Request for review (s): 7173959 : Jvm crashed during coherence exabus (tmb) testing

Fri Dec 14 07:24:30 PST 2012

Hi Coleen,

Thanks for looking at this!

On 12/14/12 2:21 PM, Coleen Phillimore wrote:
> On 12/14/2012 3:48 AM, Bengt Rutisson wrote:
>>
>> Hi again Runtime team,
>>
>> I need one more review for this change. It is a P1 bug with a fairly 
>> small change. Any takers?
>>
>> Latest webrev based on comments from David Holmes and Vitaly Davidovich:
>> http://cr.openjdk.java.net/~brutisso/7173959/webrev.03/
>
> Hi Bengt,   This code looks good to me but I asked Zhengyu to check it 
> to make sure it doesn't have any bad NMT interactions.

Thanks! He just replied.
>
> Also the writeup is great below, but can you add these comments to the 
> code in os_posix.cpp.   I had to go back to the email to figure out 
> why you are doing this.

I'm not really sure where to put such a comment. I think the writeup I 
did mostly makes sense when you compare it to the old code. Also, the 
affected code is in the middle of ReservedSpace::initialize(). I think 
it would look strange with a large comment there. In the 
os_posix/windows files the comment does not make much sense in my opinion.

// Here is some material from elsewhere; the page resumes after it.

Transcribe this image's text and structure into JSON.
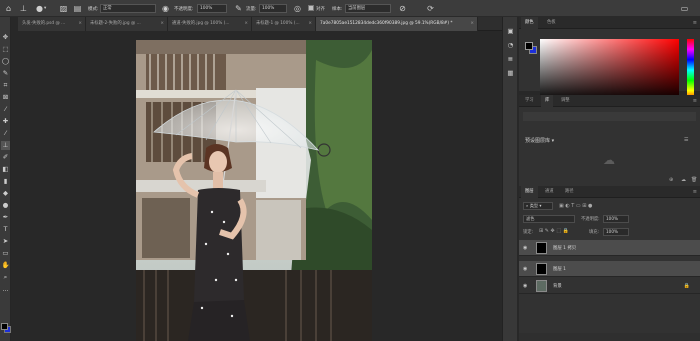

I could add a comment in ReservedSpace::initialize() that refers to the 
Jira issue. But I'm not a big fan of such comments.

>
> I don't understand why there are racing threads.   I thought all the 
> heap space was initialized at the start of the vm when it is single 
> threaded?

I would have to look up exactly when we set up the heap to see if we are 
single threaded at that point. The issue we saw was with setting up the 
GC bitmaps. At that point we are multithreaded and we are for example 
mapping memory for the GC worker threads at the same time.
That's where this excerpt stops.